Ashley Gearhardt, co-author of the poll and director of the Food and Addiction Science & Treatment Lab at the University of Michigan, compares the initial consumption of these foods to the first sip of alcohol for some individuals – both can trigger a strong desire for more.
Ultra-processed foods undergo significant alterations from their original form, often with the addition of potent flavoring agents, preservatives, dyes, and refined fats and carbohydrates to enhance taste and appearance. These items, designed to be hyper-palatable, are omnipresent and cheap, posing a challenge for those trying to resist them, particularly in an environment where nearly 19 million Americans lack access to fresh, healthy options.
Today, a staggering 60% of the American diet's caloric intake comes from ultra-processed foods, contributing to the country's status as having the highest obesity rate among affluent nations. NIH studies have shown that individuals consuming a diet rich in processed foods tend to eat more and gain weight more quickly than those on a minimally processed diet, despite similar caloric content. The absence of fiber, protein, and water in these foods allows for rapid consumption and digestion, which spikes the reward signals in the brain.
The brain, naturally inclined to favor high-calorie foods for survival, reacts to the refined carbs and fats in ultra-processed foods with a dopamine release that outmatches that of natural foods. This reaction is akin to the response triggered by substances like nicotine and alcohol.
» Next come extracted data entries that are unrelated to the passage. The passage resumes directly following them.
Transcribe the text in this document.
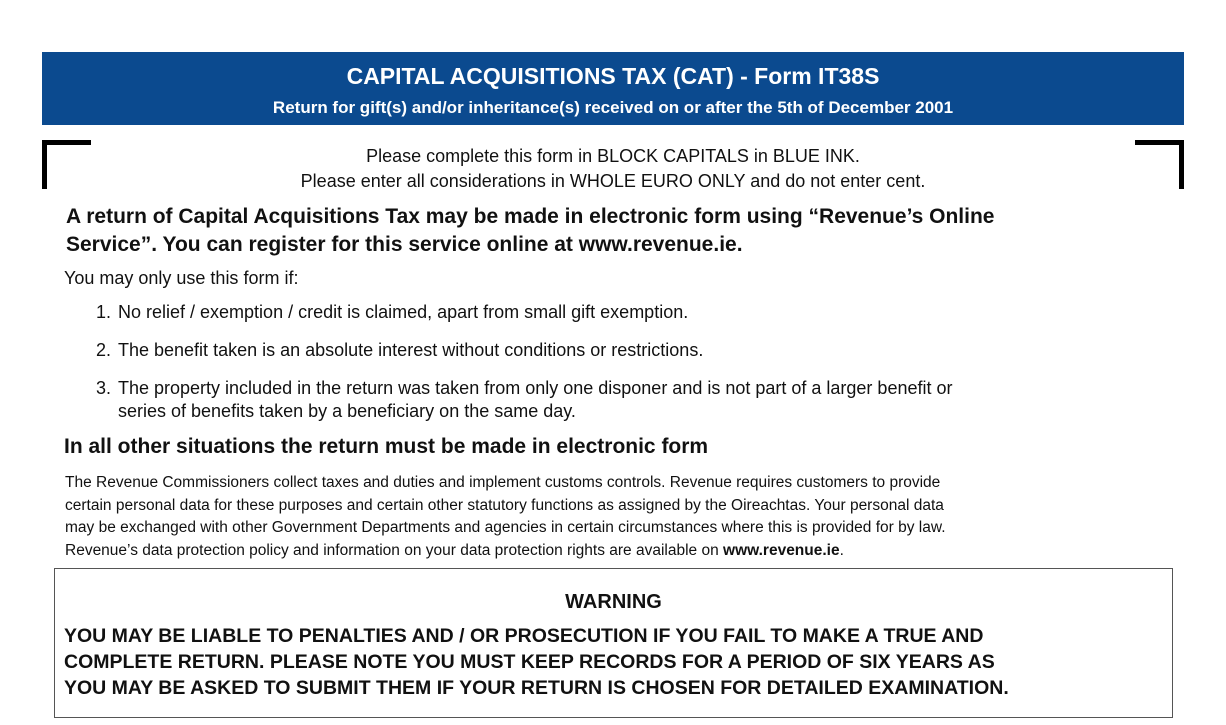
CAPITAL ACQUISITIONS TAX (CAT) - Form IT38S
Return for gift(s) and/or inheritance(s) received on or after the 5th of December 2001
Please complete this form in BLOCK CAPITALS in BLUE INK.
Please enter all considerations in WHOLE EURO ONLY and do not enter cent.
A return of Capital Acquisitions Tax may be made in electronic form using “Revenue’s Online
Service”. You can register for this service online at www.revenue.ie.
You may only use this form if:
1. No relief / exemption / credit is claimed, apart from small gift exemption.
2. The benefit taken is an absolute interest without conditions or restrictions.
3. The property included in the return was taken from only one disponer and is not part of a larger benefit or
series of benefits taken by a beneficiary on the same day.
In all other situations the return must be made in electronic form
The Revenue Commissioners collect taxes and duties and implement customs controls. Revenue requires customers to provide
certain personal data for these purposes and certain other statutory functions as assigned by the Oireachtas. Your personal data
may be exchanged with other Government Departments and agencies in certain circumstances where this is provided for by law.
Revenue’s data protection policy and information on your data protection rights are available on www.revenue.ie.
WARNING
YOU MAY BE LIABLE TO PENALTIES AND / OR PROSECUTION IF YOU FAIL TO MAKE A TRUE AND
COMPLETE RETURN. PLEASE NOTE YOU MUST KEEP RECORDS FOR A PERIOD OF SIX YEARS AS
YOU MAY BE ASKED TO SUBMIT THEM IF YOUR RETURN IS CHOSEN FOR DETAILED EXAMINATION.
Addressing junk food cravings can be challenging, but it's not impossible. Experts like Nicole Avena, a food addiction specialist, suggest that addiction lies on a continuum, and even without a severe addiction, the excess caloric intake from junk food can lead to significant health issues. To curb these cravings, health professionals recommend strategies such as waiting out the craving waves, avoiding triggers, opting for convenient but healthy packaged foods, and not skipping meals to reduce vulnerability to cravings.
For those like Prager who have struggled with severe junk food addiction, complete abstinence combined with therapy and cutting out refined sugars and flour has proven effective. "My life without [junk food] is just so much better," he says. "I do not feel deprived. I feel lucky that I know that there's something that doesn't work for me, and that when I avoid it, I'm happier."
Rachel Nania, a health care and policy writer for AARP, underscores that while the journey to overcoming junk food addiction may be difficult, it is indeed feasible with the right support and strategies.